In its preliminary report released this morning the Australia Transport Safety Bureau said that on November 24 2017, at about noon the crew of an Airbus A320 aircraft, registered PK-AZE and operated by AirAsia Indonesia as flight QZ535, was being prepared to depart on a scheduled passenger service from Perth Airport, Western Australia for Denpasar Airport, Indonesia.

The captain was designated as the pilot monitoring and the first officer (FO) was designated as the pilot flying.

The ATSB said that while the captain was conducting the pre-flight walk around, the FO entered the flight plan into the flight management guidance computer (FMGC).

“Believing that they would be using runway 03 for take-off, as they had recently landed on this runway, he entered this into the FMGC,” the report said.

However, he then listened to the automatic terminal information service, (ATIS) which indicated the runway-in-use was in fact runway 21 - same runway but the opposite direction to the south.

When the captain returned to the flight deck, the FO completed the pre-flight and departures briefing using runway 03.

At 12.01pm, the crew received their clearance from air traffic control for a standard departure south on the runway heading of 210 and to climb to 5,000 ft.

At 12.13pm the crew commenced taxiing.

The crew also received ATC clearances to taxi to, and line-up on runway 21, which was read back correctly by the crew.

At 12.20pm the A320 took off from runway 21.

Image
Flightradrar 24 flightpath of QZ535. Section in yellow is when the A320 is off course

Shortly after take-off, the aircraft was turned left at 260 ft above mean sea level (AMSL) which was contrary to the departure procedure and below the minimum safe altitude stipulated by the operator.

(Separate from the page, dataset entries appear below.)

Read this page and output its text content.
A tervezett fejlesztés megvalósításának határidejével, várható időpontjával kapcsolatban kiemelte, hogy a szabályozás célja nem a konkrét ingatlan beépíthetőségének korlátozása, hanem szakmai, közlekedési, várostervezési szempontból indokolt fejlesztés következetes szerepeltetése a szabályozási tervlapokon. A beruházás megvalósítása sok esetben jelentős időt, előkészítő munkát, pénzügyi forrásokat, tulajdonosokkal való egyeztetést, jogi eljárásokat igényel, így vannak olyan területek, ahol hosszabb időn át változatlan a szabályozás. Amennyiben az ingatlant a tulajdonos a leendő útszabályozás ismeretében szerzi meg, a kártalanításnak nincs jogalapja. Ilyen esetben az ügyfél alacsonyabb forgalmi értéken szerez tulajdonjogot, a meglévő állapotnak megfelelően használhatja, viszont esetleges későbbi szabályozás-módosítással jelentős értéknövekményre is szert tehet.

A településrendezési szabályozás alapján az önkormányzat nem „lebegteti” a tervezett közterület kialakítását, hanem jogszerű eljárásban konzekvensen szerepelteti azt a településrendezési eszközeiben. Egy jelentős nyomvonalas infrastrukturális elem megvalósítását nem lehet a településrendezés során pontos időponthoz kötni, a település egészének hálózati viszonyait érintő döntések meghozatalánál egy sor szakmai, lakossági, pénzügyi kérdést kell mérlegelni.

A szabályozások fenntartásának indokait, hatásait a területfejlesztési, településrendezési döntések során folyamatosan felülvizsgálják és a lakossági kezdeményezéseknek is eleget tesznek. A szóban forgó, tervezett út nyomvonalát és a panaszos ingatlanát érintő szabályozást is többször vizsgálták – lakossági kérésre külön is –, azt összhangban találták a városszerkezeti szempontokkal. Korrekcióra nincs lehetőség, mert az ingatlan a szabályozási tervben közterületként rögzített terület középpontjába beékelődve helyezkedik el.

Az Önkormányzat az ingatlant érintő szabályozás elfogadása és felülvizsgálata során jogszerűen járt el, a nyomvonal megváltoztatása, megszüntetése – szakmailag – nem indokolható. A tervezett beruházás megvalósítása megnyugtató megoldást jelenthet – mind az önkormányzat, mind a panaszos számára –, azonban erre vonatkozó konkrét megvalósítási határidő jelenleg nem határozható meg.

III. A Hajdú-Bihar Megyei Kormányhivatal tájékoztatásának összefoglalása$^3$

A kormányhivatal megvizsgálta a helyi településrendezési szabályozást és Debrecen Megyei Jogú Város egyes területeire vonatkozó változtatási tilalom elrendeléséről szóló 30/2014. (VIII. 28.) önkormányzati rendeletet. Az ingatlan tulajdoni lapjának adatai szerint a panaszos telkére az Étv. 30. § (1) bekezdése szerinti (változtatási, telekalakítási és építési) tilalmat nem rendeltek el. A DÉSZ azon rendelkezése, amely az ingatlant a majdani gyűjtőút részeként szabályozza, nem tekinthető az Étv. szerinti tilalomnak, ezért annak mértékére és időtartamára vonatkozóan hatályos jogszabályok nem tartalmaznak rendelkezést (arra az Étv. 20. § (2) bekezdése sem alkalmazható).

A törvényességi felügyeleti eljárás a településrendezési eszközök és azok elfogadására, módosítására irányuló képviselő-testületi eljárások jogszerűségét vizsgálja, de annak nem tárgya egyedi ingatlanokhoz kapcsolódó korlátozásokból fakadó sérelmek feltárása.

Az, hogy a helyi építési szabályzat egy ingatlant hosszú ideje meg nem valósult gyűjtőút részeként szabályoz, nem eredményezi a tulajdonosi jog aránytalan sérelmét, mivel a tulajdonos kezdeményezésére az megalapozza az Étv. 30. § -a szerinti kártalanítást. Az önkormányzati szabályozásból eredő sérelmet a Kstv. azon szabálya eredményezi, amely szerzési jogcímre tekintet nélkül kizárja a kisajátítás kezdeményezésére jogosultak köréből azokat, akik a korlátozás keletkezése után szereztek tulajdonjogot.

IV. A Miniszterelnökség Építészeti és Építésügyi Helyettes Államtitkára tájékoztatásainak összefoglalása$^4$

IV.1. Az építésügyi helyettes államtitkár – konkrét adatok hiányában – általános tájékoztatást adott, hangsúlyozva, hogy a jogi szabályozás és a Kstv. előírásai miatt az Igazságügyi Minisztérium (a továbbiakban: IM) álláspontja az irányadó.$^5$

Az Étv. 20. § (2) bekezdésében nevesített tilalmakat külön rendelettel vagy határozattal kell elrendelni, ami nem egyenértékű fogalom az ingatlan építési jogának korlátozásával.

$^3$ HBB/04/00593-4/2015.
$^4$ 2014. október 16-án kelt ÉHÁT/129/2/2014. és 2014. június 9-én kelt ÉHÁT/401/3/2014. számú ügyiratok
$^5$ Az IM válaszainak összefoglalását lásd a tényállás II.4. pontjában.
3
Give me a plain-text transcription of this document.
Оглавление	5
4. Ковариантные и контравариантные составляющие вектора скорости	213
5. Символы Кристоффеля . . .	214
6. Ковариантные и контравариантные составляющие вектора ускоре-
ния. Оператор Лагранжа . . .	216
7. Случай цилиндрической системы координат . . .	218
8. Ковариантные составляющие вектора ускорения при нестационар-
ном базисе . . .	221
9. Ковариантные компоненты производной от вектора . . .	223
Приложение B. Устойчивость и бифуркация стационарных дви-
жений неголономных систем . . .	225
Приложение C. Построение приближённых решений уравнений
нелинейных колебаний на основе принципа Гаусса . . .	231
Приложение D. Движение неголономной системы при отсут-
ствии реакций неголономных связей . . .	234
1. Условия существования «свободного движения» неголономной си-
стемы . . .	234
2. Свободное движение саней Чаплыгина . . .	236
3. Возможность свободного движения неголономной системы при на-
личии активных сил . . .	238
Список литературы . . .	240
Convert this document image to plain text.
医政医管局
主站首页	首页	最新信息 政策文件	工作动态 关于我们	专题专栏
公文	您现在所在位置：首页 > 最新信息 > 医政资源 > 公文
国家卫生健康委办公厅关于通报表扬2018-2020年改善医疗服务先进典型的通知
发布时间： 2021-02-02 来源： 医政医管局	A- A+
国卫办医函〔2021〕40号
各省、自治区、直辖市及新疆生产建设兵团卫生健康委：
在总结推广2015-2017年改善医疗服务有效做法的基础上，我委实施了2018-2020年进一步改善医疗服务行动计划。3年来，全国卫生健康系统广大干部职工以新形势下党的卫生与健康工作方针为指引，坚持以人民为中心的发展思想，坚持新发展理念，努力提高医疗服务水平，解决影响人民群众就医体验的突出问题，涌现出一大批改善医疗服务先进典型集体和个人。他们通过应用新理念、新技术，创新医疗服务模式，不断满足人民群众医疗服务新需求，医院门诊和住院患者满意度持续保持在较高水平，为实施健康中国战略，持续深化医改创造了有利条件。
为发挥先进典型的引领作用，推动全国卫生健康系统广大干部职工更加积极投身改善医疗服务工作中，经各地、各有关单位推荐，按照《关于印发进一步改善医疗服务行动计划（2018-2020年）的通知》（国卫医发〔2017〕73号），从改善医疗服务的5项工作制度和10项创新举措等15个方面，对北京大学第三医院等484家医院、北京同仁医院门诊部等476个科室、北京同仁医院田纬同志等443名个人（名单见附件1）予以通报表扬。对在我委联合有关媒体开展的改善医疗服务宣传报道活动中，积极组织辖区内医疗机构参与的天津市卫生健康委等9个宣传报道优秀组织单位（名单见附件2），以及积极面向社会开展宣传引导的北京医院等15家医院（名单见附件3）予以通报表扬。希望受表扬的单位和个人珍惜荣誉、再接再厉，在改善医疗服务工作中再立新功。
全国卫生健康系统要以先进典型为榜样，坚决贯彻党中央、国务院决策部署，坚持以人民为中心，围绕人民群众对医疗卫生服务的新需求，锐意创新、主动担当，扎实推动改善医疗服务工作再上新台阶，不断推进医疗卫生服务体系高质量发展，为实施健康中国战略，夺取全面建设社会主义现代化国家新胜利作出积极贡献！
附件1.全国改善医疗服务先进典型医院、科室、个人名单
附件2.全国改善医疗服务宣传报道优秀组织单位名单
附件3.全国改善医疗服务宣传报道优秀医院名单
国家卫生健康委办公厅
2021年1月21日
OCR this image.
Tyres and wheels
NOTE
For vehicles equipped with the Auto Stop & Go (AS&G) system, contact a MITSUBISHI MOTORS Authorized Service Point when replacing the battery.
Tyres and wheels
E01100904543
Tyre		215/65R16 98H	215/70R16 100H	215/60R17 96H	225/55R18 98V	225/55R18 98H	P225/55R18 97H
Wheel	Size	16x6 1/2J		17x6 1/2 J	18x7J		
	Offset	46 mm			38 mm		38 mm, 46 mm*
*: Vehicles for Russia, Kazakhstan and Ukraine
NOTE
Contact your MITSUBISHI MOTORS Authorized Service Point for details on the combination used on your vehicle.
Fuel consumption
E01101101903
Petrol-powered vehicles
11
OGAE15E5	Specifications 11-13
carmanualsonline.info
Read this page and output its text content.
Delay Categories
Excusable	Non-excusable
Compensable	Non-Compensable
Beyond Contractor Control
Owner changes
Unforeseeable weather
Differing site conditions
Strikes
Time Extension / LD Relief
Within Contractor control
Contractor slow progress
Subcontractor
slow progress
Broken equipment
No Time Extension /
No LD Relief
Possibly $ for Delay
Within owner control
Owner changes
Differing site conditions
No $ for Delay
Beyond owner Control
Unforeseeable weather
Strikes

The ATSB found that after observing the aircraft turning left on radar, ATC re-cleared the crew onto an assigned radar heading.

The crew then reported operations normal and the aircraft was turned to intercept the flight planned route and continued to Denpasar without further incident.

The investigation is ongoing.

The incident is similar to another in 2015 involving Air Asia X in Sydney. In that incident the captain entered the wrong longitude into an Airbus A330’s navigation system, making the plane’s computer believe it was 11,000km from its location at Sydney Airport.

The bungle caused the Air Asia X plane to fly in the wrong direction and across the departure path of an adjacent runway.

An AirAsia Group spokesperson said: Safety is always our number one priority and underpins the operation at all times.  As part of our commitment to always putting safety first, the airline immediately put in place a number of measures to address this incident, in the areas of operational standards and flight crew training following the airline's own independent investigation of the incident.  AirAsia will continue to provide full cooperation to the ATSB with its ongoing investigation.  As the review is ongoing by AirAsia, the ATSB and other relevant authorities, we are unable to comment further on the details at this time.